Der Neufassung der EU-Richtlinie über die Gesamtenergieeffizienz von Gebäuden (Richtlinie 2024/1275) Ab 2026 werden alle neuen öffentlichen Gebäude und großen Gewerbegebäude mit Solaranlagen ausgestattet, ab 2028 auch alle größeren Sanierungen. [1] Diese Auflagen treffen den städtischen Gebäudebestand überproportional – ältere Gebäude mit unregelmäßigen Dachformen, vorhandenen technischen Anlagen und angrenzenden Fassaden, die bei niedrigem Sonnenstand Schatten werfen.
Der REPowerEU-Plan Gleichzeitig hat dies die Installation von Solaranlagen auf Gewerbe- und Industriedächern in Deutschland, den Niederlanden, Belgien, Italien und Frankreich beschleunigt – Märkte, auf denen komplexe, teilweise verschattete Anlagen eher die Regel als die Ausnahme sind. Die europaweite Gebäudesanierungswelle erhöht den Druck zusätzlich: Die Umrüstung bestehender Dächer erfordert die Installation von Solaranlagen um bestehende Lüftungskanäle, Oberlichter und andere Hindernisse herum, die ursprünglich nicht für Solarenergie ausgelegt waren.
Für Installateure und Einkaufsmanager in diesen Märkten stellt die alleinige Auswahl von Solarmodulen anhand der STC-Leistung ein finanzielles Risiko dar. Ein Modul, das auf einem sauberen Testfeld 31 TP3T mehr Leistung liefert, aber auf einem realen, verschatteten Dach 151 TP3T mehr verliert, bedeutet über die 25-jährige Projektlebensdauer einen Nettoverlust. Da 30-jährige Projektfinanzierungsmodelle im EU-Solarbereich immer üblicher werden, ist die Genauigkeit der Ertragsprognose über die gesamte Lebensdauer zunehmend ausschlaggebend für die Finanzierbarkeit.
Was das Datenblatt Ihnen nicht verrät
Unter Standardtestbedingungen erreichen die besten kommerziellen Module aller drei Architekturen folgende Wirkungsgrade: 22–25%-Bereich. [2] Bei STC gibt es keinen wirklichen Gewinner. Die Unterschiede zeigen sich erst unter realen Bedingungen.
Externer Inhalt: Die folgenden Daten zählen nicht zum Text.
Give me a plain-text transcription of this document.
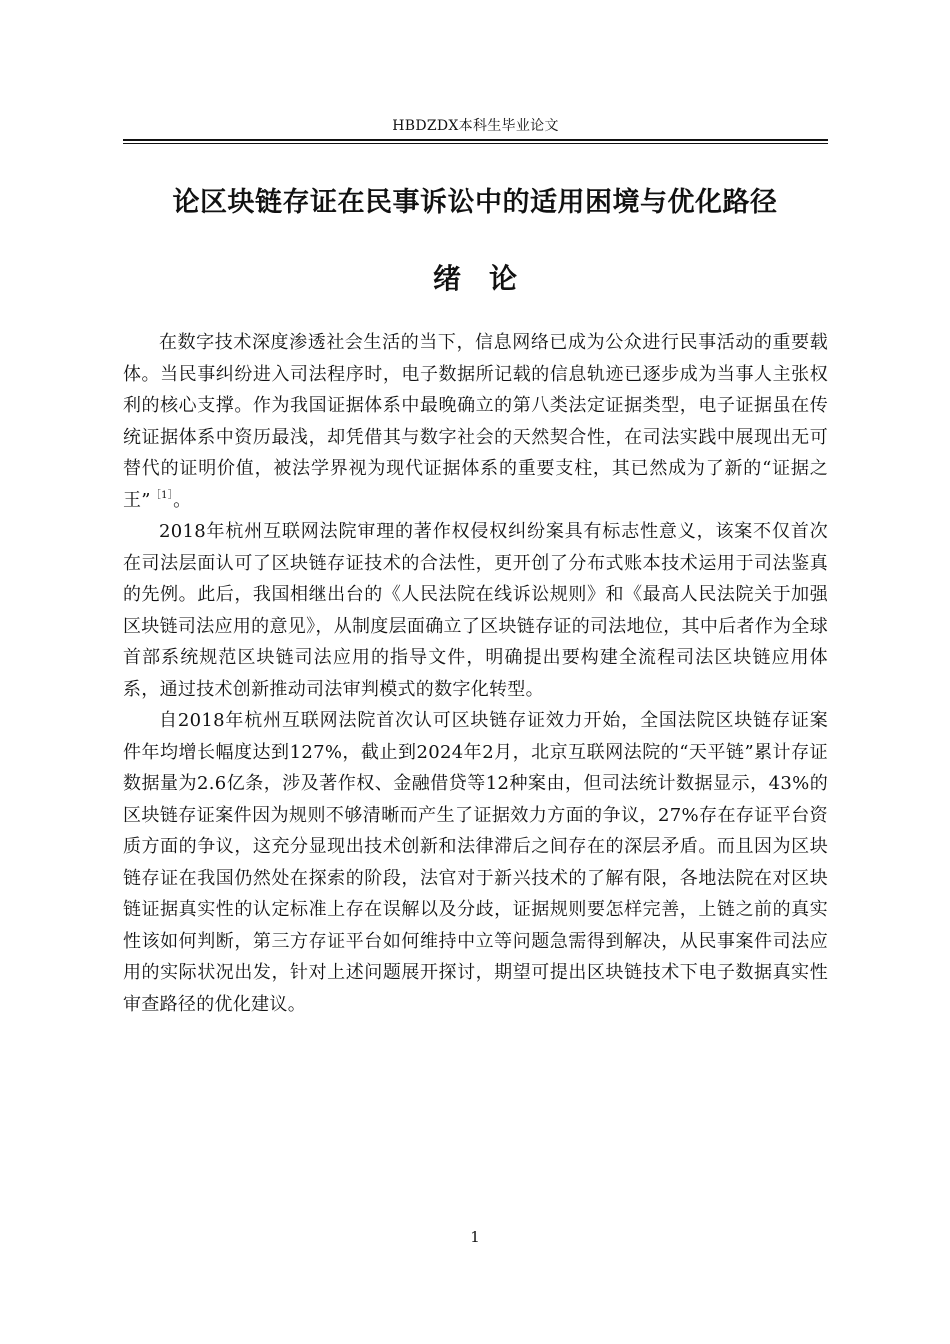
HBDZDX本科生毕业论文
论区块链存证在民事诉讼中的适用困境与优化路径
绪　论

在数字技术深度渗透社会生活的当下，信息网络已成为公众进行民事活动的重要载体。当民事纠纷进入司法程序时，电子数据所记载的信息轨迹已逐步成为当事人主张权利的核心支撑。作为我国证据体系中最晚确立的第八类法定证据类型，电子证据虽在传统证据体系中资历最浅，却凭借其与数字社会的天然契合性，在司法实践中展现出无可替代的证明价值，被法学界视为现代证据体系的重要支柱，其已然成为了新的“证据之王”$^{[1]}$。

2018年杭州互联网法院审理的著作权侵权纠纷案具有标志性意义，该案不仅首次在司法层面认可了区块链存证技术的合法性，更开创了分布式账本技术运用于司法鉴真的先例。此后，我国相继出台的《人民法院在线诉讼规则》和《最高人民法院关于加强区块链司法应用的意见》，从制度层面确立了区块链存证的司法地位，其中后者作为全球首部系统规范区块链司法应用的指导文件，明确提出要构建全流程司法区块链应用体系，通过技术创新推动司法审判模式的数字化转型。

自2018年杭州互联网法院首次认可区块链存证效力开始，全国法院区块链存证案件年均增长幅度达到127%，截止到2024年2月，北京互联网法院的“天平链”累计存证数据量为2.6亿条，涉及著作权、金融借贷等12种案由，但司法统计数据显示，43%的区块链存证案件因为规则不够清晰而产生了证据效力方面的争议，27%存在存证平台资质方面的争议，这充分显现出技术创新和法律滞后之间存在的深层矛盾。而且因为区块链存证在我国仍然处在探索的阶段，法官对于新兴技术的了解有限，各地法院在对区块链证据真实性的认定标准上存在误解以及分歧，证据规则要怎样完善，上链之前的真实性该如何判断，第三方存证平台如何维持中立等问题急需得到解决，从民事案件司法应用的实际状况出发，针对上述问题展开探讨，期望可提出区块链技术下电子数据真实性审查路径的优化建议。

1
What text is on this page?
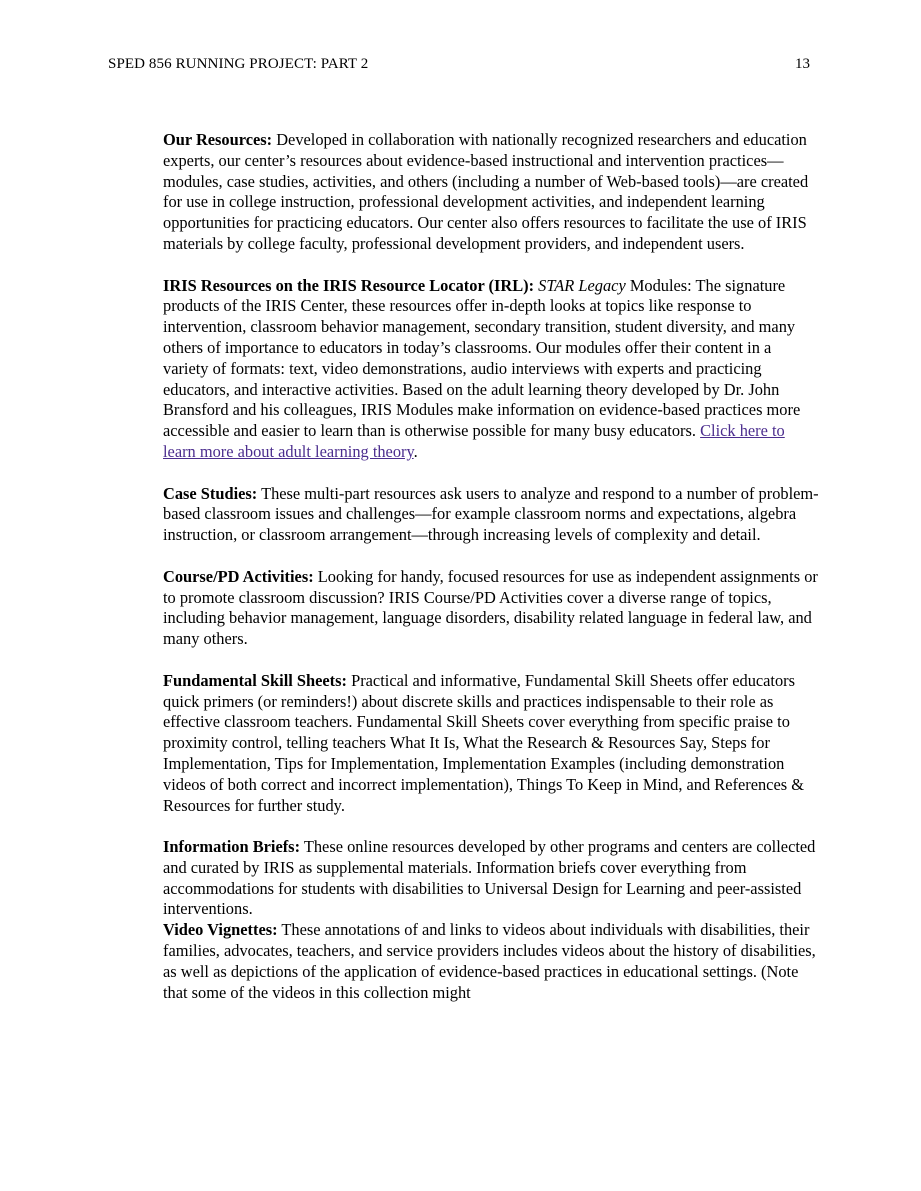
SPED 856 RUNNING PROJECT: PART 2	13

Our Resources: Developed in collaboration with nationally recognized researchers and education experts, our center’s resources about evidence-based instructional and intervention practices—modules, case studies, activities, and others (including a number of Web-based tools)—are created for use in college instruction, professional development activities, and independent learning opportunities for practicing educators. Our center also offers resources to facilitate the use of IRIS materials by college faculty, professional development providers, and independent users.

IRIS Resources on the IRIS Resource Locator (IRL): STAR Legacy Modules: The signature products of the IRIS Center, these resources offer in-depth looks at topics like response to intervention, classroom behavior management, secondary transition, student diversity, and many others of importance to educators in today’s classrooms. Our modules offer their content in a variety of formats: text, video demonstrations, audio interviews with experts and practicing educators, and interactive activities. Based on the adult learning theory developed by Dr. John Bransford and his colleagues, IRIS Modules make information on evidence-based practices more accessible and easier to learn than is otherwise possible for many busy educators. Click here to learn more about adult learning theory.

Case Studies: These multi-part resources ask users to analyze and respond to a number of problem-based classroom issues and challenges—for example classroom norms and expectations, algebra instruction, or classroom arrangement—through increasing levels of complexity and detail.

Course/PD Activities: Looking for handy, focused resources for use as independent assignments or to promote classroom discussion? IRIS Course/PD Activities cover a diverse range of topics, including behavior management, language disorders, disability related language in federal law, and many others.

Fundamental Skill Sheets: Practical and informative, Fundamental Skill Sheets offer educators quick primers (or reminders!) about discrete skills and practices indispensable to their role as effective classroom teachers. Fundamental Skill Sheets cover everything from specific praise to proximity control, telling teachers What It Is, What the Research & Resources Say, Steps for Implementation, Tips for Implementation, Implementation Examples (including demonstration videos of both correct and incorrect implementation), Things To Keep in Mind, and References & Resources for further study.

Information Briefs: These online resources developed by other programs and centers are collected and curated by IRIS as supplemental materials. Information briefs cover everything from accommodations for students with disabilities to Universal Design for Learning and peer-assisted interventions.

Video Vignettes: These annotations of and links to videos about individuals with disabilities, their families, advocates, teachers, and service providers includes videos about the history of disabilities, as well as depictions of the application of evidence-based practices in educational settings. (Note that some of the videos in this collection might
Feldtest – TÜV Nord, Kagoshima, Japan (September–Oktober 2024): In einem einmonatigen Freilandtest auf dem Gelände von JinkoSolar, der vom TÜV Nord bestätigt wurde, erzeugte ein bifaziales TOPCon-Modul vom n-Typ 575 W Strom. 136,86 kWh/kW, im Vergleich 133,87 kWh/kW für ein nicht offengelegtes BC-Modul vom p-Typ und 129,98 kWh/kW für ein n-Typ-BC-Modul — Leistungsverhältnisse von 94.19%, 91.99%, Und 89.29% jeweils. Normalisiert auf die Nennleistung, TOPCon-Mittelwert 2,22% höhere Ausbeute als p-Typ BC und 5,29% höher als n-Typ BC. [3]TÜV Nord Feldtest, Kagoshima – BC (Herstellerangaben nicht öffentlich). Der Test wurde auf einer sauberen, bifazial optimierten Bodenmontage mit minimaler dynamischer Verschattung durchgeführt – Bedingungen, die den bifazialen Vorteil von TOPCon strukturell begünstigen und nicht repräsentativ für verschattete europäische Dächer sind.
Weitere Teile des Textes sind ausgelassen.